The major wireless equipment vendors have voiced mixed responses to India's new rules on security checks for suppliers of key systems.
The Chinese giants, ZTE and Huawei, which have come under the heaviest scrutiny from the Department of Telecom, seem ready to comply with new regulations, but Ericsson is denouncing the safeguards as "unjustly onerous."
Major procurements of 2G kit, and the forthcoming 3G tenders, have been delayed by the DoT's attempts to ensure that suppliers cannot access sensitive information or threaten national security.
Earlier this year, the heat was on Chinese suppliers, with some politicians calling for a blanket ban. More recently, the aim has been to devise a set of rules that would apply to all vendors. The operators have become increasingly restive at the uncertainty, which makes it difficult for them to select equipment, and at possible limitations on their freedom to choose the most cost effective systems.
Two weeks ago, the government made its biggest step so far to come up with standardized guidelines, but they are tougher than those of many other countries - many more mature telecoms economies faced these issues a decade ago.
It has already implemented a rigorous set of checks before purchases can be approved, but these should become more consistent.
Non-public vendors, notably Huawei, may have to open up their corporate structures in order to be eligible for contracts, something the Chinese supplier - which denies allegations of close ties to Chinese military and intelligence agencies - has indicated it is ready to do.
The most controversial clause in the new guidelines is a demand that vendors should lodge source code in an escrow account, which could be accessed by the government for reasons of national security or emergency.
Ericsson said suppliers should not have to share their hardware “source code” as this was proprietary information. “Source code is a vendor's proprietary information and most valuable asset of the company,” the company said. “We believe that the escrowing of source code requirement [should] be exempted/deleted from the agreement.”

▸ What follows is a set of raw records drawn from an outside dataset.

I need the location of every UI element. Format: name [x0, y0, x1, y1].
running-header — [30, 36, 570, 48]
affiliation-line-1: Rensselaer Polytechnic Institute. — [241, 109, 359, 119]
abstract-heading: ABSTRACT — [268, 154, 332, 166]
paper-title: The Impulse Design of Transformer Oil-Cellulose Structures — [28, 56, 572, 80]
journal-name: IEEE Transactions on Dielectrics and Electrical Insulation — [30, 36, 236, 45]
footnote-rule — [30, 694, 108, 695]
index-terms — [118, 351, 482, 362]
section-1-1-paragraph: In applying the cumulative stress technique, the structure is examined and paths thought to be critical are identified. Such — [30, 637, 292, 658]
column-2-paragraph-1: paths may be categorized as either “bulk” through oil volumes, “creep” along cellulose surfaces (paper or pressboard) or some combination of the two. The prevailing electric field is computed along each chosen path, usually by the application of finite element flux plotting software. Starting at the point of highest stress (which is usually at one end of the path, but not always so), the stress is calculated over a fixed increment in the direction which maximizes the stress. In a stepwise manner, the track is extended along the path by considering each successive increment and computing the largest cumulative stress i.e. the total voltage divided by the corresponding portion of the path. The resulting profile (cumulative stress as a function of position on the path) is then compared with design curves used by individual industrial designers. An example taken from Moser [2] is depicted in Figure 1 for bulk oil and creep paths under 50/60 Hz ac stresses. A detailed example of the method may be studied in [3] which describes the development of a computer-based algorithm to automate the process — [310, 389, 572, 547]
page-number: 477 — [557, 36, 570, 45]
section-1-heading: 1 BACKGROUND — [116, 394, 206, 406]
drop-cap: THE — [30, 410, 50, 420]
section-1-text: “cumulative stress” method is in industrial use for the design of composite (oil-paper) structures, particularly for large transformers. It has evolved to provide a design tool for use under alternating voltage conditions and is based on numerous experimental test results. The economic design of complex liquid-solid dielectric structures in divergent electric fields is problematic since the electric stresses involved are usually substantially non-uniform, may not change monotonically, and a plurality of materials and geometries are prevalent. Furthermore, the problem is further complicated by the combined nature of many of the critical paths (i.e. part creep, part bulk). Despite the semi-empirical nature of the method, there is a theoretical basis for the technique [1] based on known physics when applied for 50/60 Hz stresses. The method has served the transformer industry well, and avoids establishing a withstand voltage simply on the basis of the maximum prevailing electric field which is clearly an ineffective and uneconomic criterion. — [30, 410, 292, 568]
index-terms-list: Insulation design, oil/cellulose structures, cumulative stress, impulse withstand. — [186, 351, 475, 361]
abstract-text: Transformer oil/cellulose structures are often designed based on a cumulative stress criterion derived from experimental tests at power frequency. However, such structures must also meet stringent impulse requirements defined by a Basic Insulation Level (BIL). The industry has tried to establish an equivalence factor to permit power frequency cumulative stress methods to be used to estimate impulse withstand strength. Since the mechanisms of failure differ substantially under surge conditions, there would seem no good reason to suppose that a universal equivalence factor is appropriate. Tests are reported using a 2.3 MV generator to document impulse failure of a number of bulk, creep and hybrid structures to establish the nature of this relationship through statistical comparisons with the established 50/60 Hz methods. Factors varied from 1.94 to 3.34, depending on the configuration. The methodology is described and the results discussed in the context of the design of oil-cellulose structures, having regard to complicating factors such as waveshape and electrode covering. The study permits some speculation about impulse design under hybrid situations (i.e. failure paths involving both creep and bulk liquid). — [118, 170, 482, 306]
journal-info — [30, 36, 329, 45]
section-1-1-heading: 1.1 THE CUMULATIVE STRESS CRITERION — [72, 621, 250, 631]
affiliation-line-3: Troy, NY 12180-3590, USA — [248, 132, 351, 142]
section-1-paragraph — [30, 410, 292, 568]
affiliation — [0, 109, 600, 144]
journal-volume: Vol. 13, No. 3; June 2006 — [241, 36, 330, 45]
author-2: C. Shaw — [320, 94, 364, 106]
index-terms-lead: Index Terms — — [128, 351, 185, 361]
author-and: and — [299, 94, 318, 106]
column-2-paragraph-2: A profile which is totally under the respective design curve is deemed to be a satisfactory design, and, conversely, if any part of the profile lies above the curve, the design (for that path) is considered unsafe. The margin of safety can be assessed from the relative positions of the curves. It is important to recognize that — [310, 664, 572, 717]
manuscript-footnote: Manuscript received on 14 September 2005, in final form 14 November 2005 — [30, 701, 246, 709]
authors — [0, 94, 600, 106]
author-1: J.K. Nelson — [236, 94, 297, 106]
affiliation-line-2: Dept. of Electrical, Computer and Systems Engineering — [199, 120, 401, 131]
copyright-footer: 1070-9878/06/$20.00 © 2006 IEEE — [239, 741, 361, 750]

The firm added that, once products have been certified by an “agency of repute,” the need to meet other demands made by the Indian authorities should be removed. A number of international trade bodies are also reported to have made official submissions, calling for a compromise.
By indicating that they would accept even the most onerous rules, ZTE and possibly Huawei would be positioning themselves to snap up quick deals while their rivals remain clouded in uncertainty. This is a reversal of the position earlier in the year when the western suppliers appeared to be a safer bet in terms of regulatory clearance.
Huawei and ZTE are estimated to have an order backlog of $750m between them from Indian companies. Nokia Siemens and Alcatel-Lucent both cited delays in Indian infrastructure orders as a negative factor in their recent Q2 results and Cisco is also understood to be affected to a significant degree.